In order to plausibly have a zombie apocalypse, you need more formidable zombies. 28 Days Later, the Dawn of the Dead remake with fast zombies, Ringo’s bio-engineered airborne virus that turns into a thing, etc.

I would be interested in reading or seeing something set in a post-Night of the Living Dead world. One where there wasn’t an apocalypse, but where people had to be vigilant about zombies. Presumably a lot more people are armed. More people are going to die from trauma because it’s more dangerous for EMTs to intervene. Hospitals and retirement homes would look a lot more like prisons. Probably every bedroom would have a lock complicated enough that a zombie couldn’t figure it out, and everyone would lock themselves in to sleep. What else?

Oops, missed the edit window.

Also, as far as childbirth and death rates post-apocalypse, it’s true that lots of kids died in infancy in the past, but a significant amount of that can be prevented without high technology. A basic understanding of sanitation, how to purify and sterilize things, and germ theory go a long way. That knowledge doesn’t just go away even if the population shrinks by 99%.

A basic understanding of engineering goes a long way too.

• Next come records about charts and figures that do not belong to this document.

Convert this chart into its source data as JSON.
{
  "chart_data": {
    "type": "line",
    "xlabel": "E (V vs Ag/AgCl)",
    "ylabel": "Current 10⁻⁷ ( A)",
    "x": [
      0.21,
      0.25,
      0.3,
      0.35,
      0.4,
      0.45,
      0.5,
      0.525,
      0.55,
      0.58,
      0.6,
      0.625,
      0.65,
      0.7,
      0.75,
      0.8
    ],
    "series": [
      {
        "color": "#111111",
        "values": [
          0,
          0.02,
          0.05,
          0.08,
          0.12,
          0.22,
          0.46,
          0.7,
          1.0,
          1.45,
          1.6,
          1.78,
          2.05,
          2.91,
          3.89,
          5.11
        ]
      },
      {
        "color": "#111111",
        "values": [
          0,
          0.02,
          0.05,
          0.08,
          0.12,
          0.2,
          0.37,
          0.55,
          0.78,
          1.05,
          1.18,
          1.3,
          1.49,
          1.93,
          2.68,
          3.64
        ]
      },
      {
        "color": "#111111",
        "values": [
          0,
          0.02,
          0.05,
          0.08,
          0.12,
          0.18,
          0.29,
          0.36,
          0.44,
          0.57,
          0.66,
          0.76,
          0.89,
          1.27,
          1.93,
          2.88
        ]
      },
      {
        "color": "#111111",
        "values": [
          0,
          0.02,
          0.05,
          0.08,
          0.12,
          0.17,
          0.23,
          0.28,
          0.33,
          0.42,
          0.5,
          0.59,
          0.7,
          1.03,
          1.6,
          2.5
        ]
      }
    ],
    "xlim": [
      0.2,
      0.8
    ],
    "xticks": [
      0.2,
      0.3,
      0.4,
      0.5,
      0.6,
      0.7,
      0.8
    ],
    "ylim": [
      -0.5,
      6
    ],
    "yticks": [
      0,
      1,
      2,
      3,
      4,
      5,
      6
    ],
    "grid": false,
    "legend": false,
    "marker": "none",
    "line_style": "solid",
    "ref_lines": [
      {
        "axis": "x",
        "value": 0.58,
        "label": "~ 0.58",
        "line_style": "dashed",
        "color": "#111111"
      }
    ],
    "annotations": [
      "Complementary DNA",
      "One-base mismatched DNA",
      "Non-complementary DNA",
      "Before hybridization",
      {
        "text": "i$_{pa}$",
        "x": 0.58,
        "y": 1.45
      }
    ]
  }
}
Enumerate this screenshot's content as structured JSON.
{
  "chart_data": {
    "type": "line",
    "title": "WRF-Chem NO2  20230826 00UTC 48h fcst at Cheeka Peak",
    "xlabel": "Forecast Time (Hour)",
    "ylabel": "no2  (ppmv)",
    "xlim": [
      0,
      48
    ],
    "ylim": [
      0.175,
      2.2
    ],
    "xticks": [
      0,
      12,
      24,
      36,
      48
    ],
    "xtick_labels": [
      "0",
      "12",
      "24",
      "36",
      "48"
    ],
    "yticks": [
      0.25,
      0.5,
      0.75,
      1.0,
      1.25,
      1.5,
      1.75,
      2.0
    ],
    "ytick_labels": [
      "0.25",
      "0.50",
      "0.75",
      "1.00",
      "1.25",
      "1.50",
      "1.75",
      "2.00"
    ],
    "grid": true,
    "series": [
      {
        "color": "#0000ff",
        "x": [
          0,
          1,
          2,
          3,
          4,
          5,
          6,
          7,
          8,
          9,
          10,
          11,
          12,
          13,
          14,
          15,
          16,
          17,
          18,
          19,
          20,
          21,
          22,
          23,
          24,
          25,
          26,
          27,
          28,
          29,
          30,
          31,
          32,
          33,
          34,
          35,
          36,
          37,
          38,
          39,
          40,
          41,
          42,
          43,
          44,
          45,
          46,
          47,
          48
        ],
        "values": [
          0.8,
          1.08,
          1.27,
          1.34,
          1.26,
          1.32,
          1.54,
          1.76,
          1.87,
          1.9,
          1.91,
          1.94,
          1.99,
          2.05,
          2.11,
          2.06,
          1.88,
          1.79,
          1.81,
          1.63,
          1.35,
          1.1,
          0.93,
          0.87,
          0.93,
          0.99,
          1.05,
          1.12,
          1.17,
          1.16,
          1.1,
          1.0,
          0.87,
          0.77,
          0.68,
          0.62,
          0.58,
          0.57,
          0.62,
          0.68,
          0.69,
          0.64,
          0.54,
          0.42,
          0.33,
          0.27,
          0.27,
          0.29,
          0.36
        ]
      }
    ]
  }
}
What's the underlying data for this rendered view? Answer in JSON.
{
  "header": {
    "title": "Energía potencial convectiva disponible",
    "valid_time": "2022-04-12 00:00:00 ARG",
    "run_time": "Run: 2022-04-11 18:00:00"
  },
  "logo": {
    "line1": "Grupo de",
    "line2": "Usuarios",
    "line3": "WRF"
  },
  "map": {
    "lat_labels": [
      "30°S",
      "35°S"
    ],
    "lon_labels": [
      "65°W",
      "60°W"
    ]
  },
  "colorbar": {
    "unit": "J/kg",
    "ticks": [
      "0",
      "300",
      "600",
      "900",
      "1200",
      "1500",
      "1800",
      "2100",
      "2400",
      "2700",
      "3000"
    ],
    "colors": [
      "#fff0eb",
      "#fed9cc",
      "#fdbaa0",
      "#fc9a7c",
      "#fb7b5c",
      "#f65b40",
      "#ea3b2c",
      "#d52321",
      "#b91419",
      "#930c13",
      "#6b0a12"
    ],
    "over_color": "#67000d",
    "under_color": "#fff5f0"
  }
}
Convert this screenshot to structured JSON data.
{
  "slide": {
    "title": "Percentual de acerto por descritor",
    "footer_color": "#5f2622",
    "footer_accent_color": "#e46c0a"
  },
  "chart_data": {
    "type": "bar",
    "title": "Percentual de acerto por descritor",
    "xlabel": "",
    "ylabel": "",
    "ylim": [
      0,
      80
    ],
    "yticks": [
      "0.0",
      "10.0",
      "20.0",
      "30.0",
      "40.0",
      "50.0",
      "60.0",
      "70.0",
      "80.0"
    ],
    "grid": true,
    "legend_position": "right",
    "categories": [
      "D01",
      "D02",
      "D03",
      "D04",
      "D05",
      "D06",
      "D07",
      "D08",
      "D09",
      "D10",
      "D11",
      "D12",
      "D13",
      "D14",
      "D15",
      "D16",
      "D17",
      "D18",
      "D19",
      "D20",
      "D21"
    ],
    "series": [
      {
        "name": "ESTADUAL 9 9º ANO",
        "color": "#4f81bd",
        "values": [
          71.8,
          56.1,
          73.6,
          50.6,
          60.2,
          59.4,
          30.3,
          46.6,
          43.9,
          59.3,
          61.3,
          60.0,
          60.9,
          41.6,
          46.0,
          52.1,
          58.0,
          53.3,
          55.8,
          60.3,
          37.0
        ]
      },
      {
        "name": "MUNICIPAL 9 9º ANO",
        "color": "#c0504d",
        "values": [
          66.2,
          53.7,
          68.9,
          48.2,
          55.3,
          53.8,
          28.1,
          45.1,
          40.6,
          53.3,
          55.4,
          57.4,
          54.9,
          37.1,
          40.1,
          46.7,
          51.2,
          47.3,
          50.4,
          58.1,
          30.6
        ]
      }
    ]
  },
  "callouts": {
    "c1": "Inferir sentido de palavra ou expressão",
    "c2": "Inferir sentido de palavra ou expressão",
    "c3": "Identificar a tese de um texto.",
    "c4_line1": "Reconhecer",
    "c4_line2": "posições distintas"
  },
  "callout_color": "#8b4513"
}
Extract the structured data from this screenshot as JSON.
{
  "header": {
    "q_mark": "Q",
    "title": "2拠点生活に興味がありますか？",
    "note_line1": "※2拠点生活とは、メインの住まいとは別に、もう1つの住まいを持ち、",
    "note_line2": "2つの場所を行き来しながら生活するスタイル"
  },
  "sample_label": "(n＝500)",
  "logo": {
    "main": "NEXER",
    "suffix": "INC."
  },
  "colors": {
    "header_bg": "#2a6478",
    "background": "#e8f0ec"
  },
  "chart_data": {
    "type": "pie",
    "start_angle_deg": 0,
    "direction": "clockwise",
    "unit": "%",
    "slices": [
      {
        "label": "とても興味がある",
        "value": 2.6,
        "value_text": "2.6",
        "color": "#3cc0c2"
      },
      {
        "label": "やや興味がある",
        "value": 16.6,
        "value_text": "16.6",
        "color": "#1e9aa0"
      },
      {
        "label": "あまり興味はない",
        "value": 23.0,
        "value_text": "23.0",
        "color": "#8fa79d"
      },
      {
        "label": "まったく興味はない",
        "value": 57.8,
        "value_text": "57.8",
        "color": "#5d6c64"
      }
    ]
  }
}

There are also tons of durable goods that don’t go away, that make it a lot easier to jump start an industrial society. Machinists shops are still going to exist. Electrical generators can be modified to run on available fuels. There’s a decent chance that some smaller hydroelectric plants can be brought back online, etc.

And all this stuff is written down. Even if you’ve never wired up a generator or built a smelter or whatever… if you can read and are of reasonable intelligence, you can do it.

One huge factor to add to the “reason a zombie apocalyse would fail” is the NBC suits that are standard to issue soldiers in any biological incident type situation (and are always shown to be wearing in most zombie films). They are made from reinforced nylon and completely and utterly bite resistant!

Something like Pride & Prejudice & Zombies?

“Hey, honey, could ya get me the shotgun? There’s another zombie clawin’ at the back fence.”

The Billy Conolly zombie comedy Fido and World War Z talk about this. Though in both cases there was an apocalypse but society has been able to recover.

As mentioned above, seriously read the book World War Z, its really good, and intelligently discusses all the stuff talked about in this thread (but don’t watch the film!)

I’ve read WWZ and I agree it’s great.

All this discussion of childbirth, SIDS zombie and the dead rising makes me think that the risk of late pregnancy loss - AKA zombie fetus inside - would be a significant concern to would be moms.

The book is good and worth reading, but it has its share of cheez. Specifically, the bits about the blind martial artist. The rest of the book is better, but still uneven.

True, and the deification of the heroism of New York was a bit cheesey too (I assume a reaction to 9/11 which had just happened when he was writing it, I believe)

But still in terms of a realistic discussion of how society would react to a very unrealistic apocalypse (and focusing on the world as a whole rather than just the US) its pretty much unmatched.

“Shane! Come back!”

“ARRRRRGGGGHHHHH! BRAAAAIIIINNNNZZZZZ!”

Giving birth to a zombie would be traumatic (at least to a modern woman, I imagine post-apocalypse it would be a known possibility and hence not as bad), but I don’t see it as particularly dangerous. There is very little in this world less dangerous than a new-born human.